Venture capitalists might be expected to take risks; but should they gamble with taxpayer’s funds at the expense of public good research, asks CSIRO Fellow and Former Staff Association member Dr Nick Abel.
DEBATES ABOUT CSIRO’s future in the Senate and media raise the question ‘what is CSIRO for?’
The answer seems clear: it’s research should enhance the public good because the organisation is publicly funded, but CSIRO’s Corporate Strategy takes a different view.
Public goods are benefits that are readily accessible by citizens because their use is not rationed by private ownership. Public health, education, knowledge and infrastructure, the rule of law, peace, security and a sustainable environment are examples.
Markets supply private goods to society efficiently if revenue can be channelled from paying consumers to those who produce the goods, and harm is not done to others, including future generations. They do not work for the many goods for which the injustice, cost or impossibility of imposing payments or limiting access means there is insufficient incentive to pay for or produce them.
Left only to the market, public goods would not be produced, hence CSIRO.
CSIRO’s past public good research has contributed to the foundations on which Australia’s whole market economy depends – clean air and water, liveable cities, productive and conserved landscapes, and above all, scientific knowledge.
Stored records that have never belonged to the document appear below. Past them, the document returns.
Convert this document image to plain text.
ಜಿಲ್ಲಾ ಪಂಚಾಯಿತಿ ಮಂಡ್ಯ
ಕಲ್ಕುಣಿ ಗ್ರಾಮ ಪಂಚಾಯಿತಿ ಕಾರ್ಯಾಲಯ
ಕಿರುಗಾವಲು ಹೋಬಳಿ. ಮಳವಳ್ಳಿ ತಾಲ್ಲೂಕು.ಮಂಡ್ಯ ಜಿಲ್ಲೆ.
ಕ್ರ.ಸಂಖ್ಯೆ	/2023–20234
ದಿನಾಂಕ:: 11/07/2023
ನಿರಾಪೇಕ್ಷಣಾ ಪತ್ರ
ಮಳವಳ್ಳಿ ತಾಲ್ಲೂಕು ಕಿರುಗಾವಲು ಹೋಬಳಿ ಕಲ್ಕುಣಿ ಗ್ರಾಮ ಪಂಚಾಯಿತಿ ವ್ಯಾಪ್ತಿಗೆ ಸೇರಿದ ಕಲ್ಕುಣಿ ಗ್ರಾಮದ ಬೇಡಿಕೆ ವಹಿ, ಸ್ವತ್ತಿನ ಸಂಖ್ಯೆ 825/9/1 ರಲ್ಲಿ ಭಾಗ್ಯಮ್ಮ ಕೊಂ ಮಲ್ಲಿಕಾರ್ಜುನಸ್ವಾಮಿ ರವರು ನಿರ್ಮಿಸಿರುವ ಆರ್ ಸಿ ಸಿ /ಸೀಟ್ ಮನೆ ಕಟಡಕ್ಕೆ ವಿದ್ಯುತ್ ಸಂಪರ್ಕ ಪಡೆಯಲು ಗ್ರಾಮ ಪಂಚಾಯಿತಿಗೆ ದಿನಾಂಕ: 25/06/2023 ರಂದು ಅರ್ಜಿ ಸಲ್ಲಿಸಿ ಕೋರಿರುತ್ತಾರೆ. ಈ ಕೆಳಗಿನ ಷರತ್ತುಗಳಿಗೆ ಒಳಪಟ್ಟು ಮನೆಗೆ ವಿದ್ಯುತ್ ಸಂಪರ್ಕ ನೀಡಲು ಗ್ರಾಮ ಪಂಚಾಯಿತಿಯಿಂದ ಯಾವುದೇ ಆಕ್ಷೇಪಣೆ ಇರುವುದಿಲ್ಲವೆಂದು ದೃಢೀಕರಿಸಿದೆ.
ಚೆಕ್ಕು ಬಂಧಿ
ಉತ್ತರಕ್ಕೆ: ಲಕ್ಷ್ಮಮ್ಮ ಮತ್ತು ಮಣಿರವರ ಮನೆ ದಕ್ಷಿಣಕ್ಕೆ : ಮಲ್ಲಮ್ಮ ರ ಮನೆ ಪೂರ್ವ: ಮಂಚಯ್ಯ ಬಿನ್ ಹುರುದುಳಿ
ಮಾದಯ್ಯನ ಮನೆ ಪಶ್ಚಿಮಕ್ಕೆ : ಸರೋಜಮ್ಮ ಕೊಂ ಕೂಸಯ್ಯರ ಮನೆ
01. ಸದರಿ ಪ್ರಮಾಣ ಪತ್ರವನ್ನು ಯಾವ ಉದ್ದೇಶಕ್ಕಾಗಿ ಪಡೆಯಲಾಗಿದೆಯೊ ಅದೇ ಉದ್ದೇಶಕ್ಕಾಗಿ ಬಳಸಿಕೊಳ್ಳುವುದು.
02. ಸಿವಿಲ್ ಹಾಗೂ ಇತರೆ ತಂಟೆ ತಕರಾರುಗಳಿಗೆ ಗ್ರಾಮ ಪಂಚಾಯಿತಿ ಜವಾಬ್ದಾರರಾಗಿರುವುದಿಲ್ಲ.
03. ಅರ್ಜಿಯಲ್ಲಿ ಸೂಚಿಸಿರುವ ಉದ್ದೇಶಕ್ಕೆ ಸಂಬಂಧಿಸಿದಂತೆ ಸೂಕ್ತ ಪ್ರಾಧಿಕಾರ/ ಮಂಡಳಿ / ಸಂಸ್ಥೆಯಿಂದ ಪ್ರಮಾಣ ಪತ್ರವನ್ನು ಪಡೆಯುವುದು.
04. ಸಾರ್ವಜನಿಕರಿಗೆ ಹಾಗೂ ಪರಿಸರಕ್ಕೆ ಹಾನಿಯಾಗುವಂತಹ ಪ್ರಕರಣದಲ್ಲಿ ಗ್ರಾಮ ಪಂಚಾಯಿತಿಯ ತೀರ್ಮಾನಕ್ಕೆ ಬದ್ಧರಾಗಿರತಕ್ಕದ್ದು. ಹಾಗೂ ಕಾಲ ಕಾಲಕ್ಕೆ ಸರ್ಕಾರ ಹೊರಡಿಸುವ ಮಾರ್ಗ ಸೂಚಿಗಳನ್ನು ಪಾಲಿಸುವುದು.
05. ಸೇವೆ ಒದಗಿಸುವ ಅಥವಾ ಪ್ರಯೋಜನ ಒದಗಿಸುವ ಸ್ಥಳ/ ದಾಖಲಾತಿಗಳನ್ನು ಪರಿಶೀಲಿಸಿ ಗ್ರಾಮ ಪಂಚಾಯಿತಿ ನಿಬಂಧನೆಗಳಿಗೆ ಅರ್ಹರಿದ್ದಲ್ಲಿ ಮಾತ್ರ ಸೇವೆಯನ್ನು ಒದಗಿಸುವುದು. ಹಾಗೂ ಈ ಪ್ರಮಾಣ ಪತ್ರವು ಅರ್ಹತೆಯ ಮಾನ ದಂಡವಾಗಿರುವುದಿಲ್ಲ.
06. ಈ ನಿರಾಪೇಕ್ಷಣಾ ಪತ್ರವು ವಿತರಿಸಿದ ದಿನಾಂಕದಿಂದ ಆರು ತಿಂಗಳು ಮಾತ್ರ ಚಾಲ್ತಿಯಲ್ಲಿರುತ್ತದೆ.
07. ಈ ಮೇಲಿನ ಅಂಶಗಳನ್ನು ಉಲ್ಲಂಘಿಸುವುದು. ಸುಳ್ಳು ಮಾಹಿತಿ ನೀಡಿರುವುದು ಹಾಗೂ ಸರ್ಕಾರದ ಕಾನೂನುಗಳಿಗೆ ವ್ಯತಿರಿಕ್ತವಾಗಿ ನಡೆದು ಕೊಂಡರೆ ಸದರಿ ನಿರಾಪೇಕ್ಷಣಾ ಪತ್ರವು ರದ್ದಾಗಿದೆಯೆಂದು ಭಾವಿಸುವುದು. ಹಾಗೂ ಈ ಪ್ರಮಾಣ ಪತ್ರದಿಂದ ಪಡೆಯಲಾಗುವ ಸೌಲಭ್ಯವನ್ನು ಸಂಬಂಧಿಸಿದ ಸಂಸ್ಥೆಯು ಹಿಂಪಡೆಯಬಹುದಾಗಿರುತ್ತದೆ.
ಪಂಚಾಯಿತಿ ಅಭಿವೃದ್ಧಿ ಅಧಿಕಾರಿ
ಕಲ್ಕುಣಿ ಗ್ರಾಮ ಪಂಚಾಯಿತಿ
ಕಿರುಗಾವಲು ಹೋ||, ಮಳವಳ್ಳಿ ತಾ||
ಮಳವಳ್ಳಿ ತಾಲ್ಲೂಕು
When market growth precedes investments in public goods – China comes to mind – a society has to pay to repair past public harm caused by the market economy before it can enjoy the benefits from public goods. If Australia was now suffering environmental and health problems of the same magnitude as China’s, a CSIRO would have to be created. Only a publicly funded but independent organisation like this would be able to muster the objectivity, disinterest, public trust and breadth of disciplines necessary to address these widespread and inter-connected public harms.
As we face a future in which climate change, sea level rise, new diseases and mass migration are among the threats to our public goods, CSIRO is already able to continue and extend its work to build Australia’s resilience in anticipation of these shocks.
Surprisingly, CSIRO’s 2020 Corporate Strategy and its 2015 -16 Plan intend to shift taxpayers’ money out of public good research that does not bring dollars directly to CSIRO, into multiple small and risky hi-tech ventures which if successful, will ‘spin-off’ into profitable businesses. The Productivity Commission advocated in 2007 that to achieve economic efficiency, publicly funded R&D should not misuse the advantage of taxpayer funding to crowd potential new businesses out of markets, but should rather focus on public good research that would not otherwise be done. CSIRO’s 2015-16 corporate strategy has a high chance of doing this, even as it leaves major gaps in public good research.
The problems inherent in CSIRO’s strategy are compounded by the pursuit of profitability by a public research organisation. Value can exist where profit does not. The attributes of marketed goods and services that confer profitability do not necessarily make them more valuable than public goods enjoyed outside the market. Many of the latter are orders of magnitude more valuable than the marketed kind because of their role in supporting lives, societies and economies – ecosystems that purify pollutants, provide water, food, fibre, oxygen, habitats, amenity and stabilise climates.
Our Murray Darling Basin, for example, grows some 40% of Australia’s marketed agricultural production, but this relies on the ecological functioning of its catchments. It is also home to around two million people who depend on those catchments, along with the Basin’s Indigenous values, treasured native ecosystems and substantial tourism and recreation sectors. CSIRO has a past and should have a continuing role in helping maintain those fundamental life-support functions of the Basin, the Great Barrier Reef and our climate.
Individuals and businesses know the value of public goods and seek to divert some to themselves. But international experiences show that stewardship of public goods cannot be left to market forces. The outsourcing of the US public health system has left Americans with an ineffective, costly and fraudulent system. The dismantling of the US Environmental Protection Agency that began under the Reagan administration led to scandalous environmental abuses by businesses. CSIRO and others have already shown how Australia could and should lead the world in environmental stewardship, but instead its Corporate Strategy and Plan show an intention to follow the USA down a costly, discredited and potentially irreversible path to privatisation of public goods.
The CSIRO Strategy focuses strongly on ‘businesses and customers’ but this contradicts the Australian National Outlook document produced by CSIRO researchers which states that “Decisions we make as a society matter – and will shape Australia’s future more than decisions we make as businesses or individuals.”
CSIRO is dis-investing taxpayers’ money from stewardship of public goods, where it already yields enormous value, and instead placing bets on startup companies. Kusiak wrote:
“Innovation is a central plank of national and local policies and it consumes billions of dollars of investment worldwide. Yet the evidence base for these innovation efforts is close to nothing. We simply do not know how the innovation happens. We should do more to find out.” And “In commercial terms — comparing investment to output — the innovation process might have a failure rate of 99%.”
Venture capitalists are expected to take risks, but should use their own money, not taxpayers’, especially when the gambling money is taken out of public good research.
CSIRO’s strategy is akin to mortgaging parts of our land, inland waters, oceans and climate to fund visits to the casino.
Dr Nick Abel is a CSIRO Fellow and former Staff Association member.